The micro greens and herbs did well throughout the fall but the shorter days of winter made for a difficult growing season. Over time we changed our repertoire from edible greens like red veined sorrel and bright lights chard to ferns, succulents and heartier house plants.
When Journeyman was hit by a car in the summer of 2011, we were forced to temporarily abandon our garden. When we reopened that August, we lovingly named the new installation — which used some of the original crates, and all the original pipes, but none of our original plants — “Garden version 2.0.” We took the garden re-boot as a chance to improve our planning and planting. We took out some of the original thirty-six crates to let in some light and added more hanging plants. We planted more of the things that seem to thrive in the ebb and flow of temperature and light in our window, like borage, nasturtiums and morning glories.
As the Journeyman gardener, I try to pay attention to what guests, chefs, and other staff say they would like to see growing in the windows. I have been asked to plant things that “look like aliens” and have had requests for venus fly traps registered as well. Diana & Tse Wei brought Roosevelt, their bonsai-like rosemary plant, from home. The nasturtium leaves that drape luxuriously over the window boxes are edible as are the striking purple blossoms from the borage plant that taste faintly of cucumber.
My background as a pharmacist lends me a fascination with medicinal plants, the vinca vine growing on the top row is actually the basis for a number of chemotherapy drugs. We had rue growing last fall, which besides making a very interesting infusion in vodka, has been purported to cure most “ills of humanity.”. For now and until the days get longer, we have a type of elkhorn fern, lemongrass (thank you, Ronnarong!), vinca vine, the ever indestructible pothos, nasturtiums, morning glory, borage, christmas cactus, sage, rosemary, hen and chicks, pyrethrin, wormwood and eucalyptus.

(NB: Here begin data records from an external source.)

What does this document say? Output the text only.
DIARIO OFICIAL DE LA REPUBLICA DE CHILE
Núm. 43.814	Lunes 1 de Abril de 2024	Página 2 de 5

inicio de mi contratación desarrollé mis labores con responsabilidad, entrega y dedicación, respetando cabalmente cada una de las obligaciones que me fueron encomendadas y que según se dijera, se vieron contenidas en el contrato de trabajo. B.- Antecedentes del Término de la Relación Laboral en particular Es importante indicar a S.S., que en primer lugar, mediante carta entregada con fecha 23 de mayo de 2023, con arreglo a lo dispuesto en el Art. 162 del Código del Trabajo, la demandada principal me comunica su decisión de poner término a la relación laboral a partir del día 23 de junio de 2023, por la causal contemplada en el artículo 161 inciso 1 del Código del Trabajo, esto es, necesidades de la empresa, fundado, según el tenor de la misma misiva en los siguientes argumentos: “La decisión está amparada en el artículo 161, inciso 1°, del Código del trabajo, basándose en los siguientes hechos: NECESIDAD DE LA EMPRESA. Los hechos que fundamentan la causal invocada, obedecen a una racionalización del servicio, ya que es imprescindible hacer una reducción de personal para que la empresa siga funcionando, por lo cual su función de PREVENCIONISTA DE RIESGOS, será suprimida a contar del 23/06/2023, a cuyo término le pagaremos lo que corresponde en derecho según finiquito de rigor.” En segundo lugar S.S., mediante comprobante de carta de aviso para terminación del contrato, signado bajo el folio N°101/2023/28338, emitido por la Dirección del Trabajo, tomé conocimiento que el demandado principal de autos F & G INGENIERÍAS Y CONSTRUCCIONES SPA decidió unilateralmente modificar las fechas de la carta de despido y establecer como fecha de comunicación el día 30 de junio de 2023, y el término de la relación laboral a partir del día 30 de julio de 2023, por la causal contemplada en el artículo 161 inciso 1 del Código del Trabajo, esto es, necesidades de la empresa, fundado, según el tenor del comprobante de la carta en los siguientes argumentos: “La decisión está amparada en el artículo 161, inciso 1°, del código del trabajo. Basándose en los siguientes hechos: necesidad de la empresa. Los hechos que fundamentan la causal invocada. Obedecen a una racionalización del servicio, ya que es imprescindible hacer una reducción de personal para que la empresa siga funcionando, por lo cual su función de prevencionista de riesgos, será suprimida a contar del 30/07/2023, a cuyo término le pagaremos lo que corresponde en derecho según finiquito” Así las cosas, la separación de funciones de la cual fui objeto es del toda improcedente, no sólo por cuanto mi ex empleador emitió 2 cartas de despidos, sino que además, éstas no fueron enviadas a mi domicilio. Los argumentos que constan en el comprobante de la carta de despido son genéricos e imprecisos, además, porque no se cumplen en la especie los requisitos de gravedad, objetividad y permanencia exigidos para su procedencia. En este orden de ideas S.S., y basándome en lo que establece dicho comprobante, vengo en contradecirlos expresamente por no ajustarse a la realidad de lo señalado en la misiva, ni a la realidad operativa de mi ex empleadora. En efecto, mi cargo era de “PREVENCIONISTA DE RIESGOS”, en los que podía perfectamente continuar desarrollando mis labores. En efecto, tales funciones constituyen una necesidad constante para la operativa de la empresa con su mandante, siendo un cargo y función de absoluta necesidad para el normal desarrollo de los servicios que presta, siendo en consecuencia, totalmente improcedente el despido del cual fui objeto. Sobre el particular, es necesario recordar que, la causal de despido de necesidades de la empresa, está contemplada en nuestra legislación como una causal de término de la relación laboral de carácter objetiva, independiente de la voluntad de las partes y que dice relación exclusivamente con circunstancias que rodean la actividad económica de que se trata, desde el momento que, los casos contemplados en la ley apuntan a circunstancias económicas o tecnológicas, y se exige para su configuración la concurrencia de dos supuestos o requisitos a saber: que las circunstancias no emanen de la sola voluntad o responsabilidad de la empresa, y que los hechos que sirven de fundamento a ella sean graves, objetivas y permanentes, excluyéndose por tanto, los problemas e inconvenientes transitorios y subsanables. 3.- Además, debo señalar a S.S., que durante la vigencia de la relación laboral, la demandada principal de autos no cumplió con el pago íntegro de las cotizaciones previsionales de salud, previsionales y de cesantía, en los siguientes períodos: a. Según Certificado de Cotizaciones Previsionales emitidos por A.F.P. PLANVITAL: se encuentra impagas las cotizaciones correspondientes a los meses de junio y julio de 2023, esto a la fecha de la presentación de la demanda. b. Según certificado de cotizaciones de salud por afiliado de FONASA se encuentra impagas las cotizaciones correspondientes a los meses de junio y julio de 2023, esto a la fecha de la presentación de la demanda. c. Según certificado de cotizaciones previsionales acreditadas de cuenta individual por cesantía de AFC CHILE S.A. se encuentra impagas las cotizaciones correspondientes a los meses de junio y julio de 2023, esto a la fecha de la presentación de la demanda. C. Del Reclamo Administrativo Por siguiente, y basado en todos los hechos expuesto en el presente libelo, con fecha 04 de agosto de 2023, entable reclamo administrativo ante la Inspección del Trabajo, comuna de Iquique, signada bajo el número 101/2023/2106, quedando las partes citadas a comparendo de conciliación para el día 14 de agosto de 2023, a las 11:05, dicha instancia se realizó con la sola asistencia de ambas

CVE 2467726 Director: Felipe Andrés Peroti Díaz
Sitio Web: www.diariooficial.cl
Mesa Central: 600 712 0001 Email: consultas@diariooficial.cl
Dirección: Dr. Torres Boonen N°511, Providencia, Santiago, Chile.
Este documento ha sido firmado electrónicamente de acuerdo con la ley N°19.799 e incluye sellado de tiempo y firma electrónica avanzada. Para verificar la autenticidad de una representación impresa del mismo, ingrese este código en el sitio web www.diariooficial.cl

Right now most of the edible leaves and micro greens you see on the dishes are not coming from the window boxes, but once Spring rolls around, we will see the kitchen staff up on the ladder with scissors, pilfering from the garden again. With more sunlight and warmer temperatures, a lot of our edible seedlings will have a better shot at survival.
I am always happy to give “garden tours” to any curious guest and always appreciate advice or suggestions as well. I will even buy a drink for any person who can find me a venus fly trap.